É um processo normal em que isso vai caminhando, principalmente em um ano eleitoral como agora, é normal que haja uma evolução... existem alguns projetos que estão já em andamento, como você mencionou, o cadastro positivo, a duplicata eletrônica

BBC Brasil - A reoneração estava nesse pacote.

Meirelles - A reoneração tava lá e tá caminhando, o projeto de reforma tributária está caminhando. Em resumo, existe aí uma série de coisas. Agora, é evidente que, no processo eleitoral, existe uma dúvida. Todos olham e falam: "O próximo presidente vai liderar esse processo ou vai ser contra?" Eu tenho certeza que vai liderar.

BBC Brasil - Ao longo da nossa conversa foi ficando clara sua importância para que esse acordo que foi anunciado com os caminhoneiros fosse fechado. Se eu lhe pedisse para fazer uma previsão de como estaremos até quarta-feira, digamos, o que o senhor diria?

Meirelles - Eu prefiro não fazer previsão de curto prazo, inclusive porque eu já saí do governo, não estou lá em Brasília, não estou no comando lá da crise.

Eu acho que foi um avanço muito grande. Espero que o assunto seja resolvido. Não há dúvida de que é interesse da população. Acho que a imprensa e a mídia têm um papel importante, mostrando claramente, cada vez mais, que isso pode inclusive ter interesses empresariais envolvidos na paralisação.

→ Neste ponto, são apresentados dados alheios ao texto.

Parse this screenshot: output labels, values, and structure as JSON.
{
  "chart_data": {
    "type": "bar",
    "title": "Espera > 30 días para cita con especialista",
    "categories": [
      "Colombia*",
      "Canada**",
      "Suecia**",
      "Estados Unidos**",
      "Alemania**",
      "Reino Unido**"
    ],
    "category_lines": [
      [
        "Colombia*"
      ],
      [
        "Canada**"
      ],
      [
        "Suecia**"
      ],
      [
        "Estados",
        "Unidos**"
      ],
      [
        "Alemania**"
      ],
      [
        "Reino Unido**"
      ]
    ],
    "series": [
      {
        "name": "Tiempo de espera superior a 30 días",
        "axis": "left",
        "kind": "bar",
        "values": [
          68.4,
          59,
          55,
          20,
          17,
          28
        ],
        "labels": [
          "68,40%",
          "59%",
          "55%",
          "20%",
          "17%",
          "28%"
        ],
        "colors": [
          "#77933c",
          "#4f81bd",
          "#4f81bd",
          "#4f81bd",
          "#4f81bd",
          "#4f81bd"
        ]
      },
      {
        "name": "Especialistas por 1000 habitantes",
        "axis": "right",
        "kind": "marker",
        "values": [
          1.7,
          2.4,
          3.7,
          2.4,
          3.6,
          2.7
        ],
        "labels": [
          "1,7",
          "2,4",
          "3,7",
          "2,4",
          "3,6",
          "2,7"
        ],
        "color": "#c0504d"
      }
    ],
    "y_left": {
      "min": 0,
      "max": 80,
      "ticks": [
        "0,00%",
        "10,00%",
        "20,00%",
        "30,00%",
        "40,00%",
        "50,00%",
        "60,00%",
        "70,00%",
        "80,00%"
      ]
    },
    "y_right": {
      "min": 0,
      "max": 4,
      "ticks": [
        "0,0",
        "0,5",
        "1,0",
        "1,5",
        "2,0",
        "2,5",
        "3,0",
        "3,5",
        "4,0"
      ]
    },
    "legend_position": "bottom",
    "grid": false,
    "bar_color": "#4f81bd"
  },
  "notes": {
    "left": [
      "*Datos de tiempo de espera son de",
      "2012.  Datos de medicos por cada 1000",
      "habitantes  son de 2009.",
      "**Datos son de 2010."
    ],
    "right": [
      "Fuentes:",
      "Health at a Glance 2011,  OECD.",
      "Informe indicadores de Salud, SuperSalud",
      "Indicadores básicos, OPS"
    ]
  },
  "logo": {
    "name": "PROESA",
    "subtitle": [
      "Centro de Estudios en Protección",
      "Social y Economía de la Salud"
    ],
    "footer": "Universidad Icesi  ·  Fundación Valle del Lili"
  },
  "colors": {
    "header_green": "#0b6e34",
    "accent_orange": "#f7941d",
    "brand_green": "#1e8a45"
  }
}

E, principalmente, mais importante que empresariais, (interesses) políticos. É importante dizer que o governo fez um esforço muito grande.

Eu não sou governo hoje, não participei dessa formulação e da negociação desse acordo. Por isso eu fico tranquilo para falar: eu acho que todos aqui temos agora que cobrar que o país volte a funcionar, porque isso que é importante.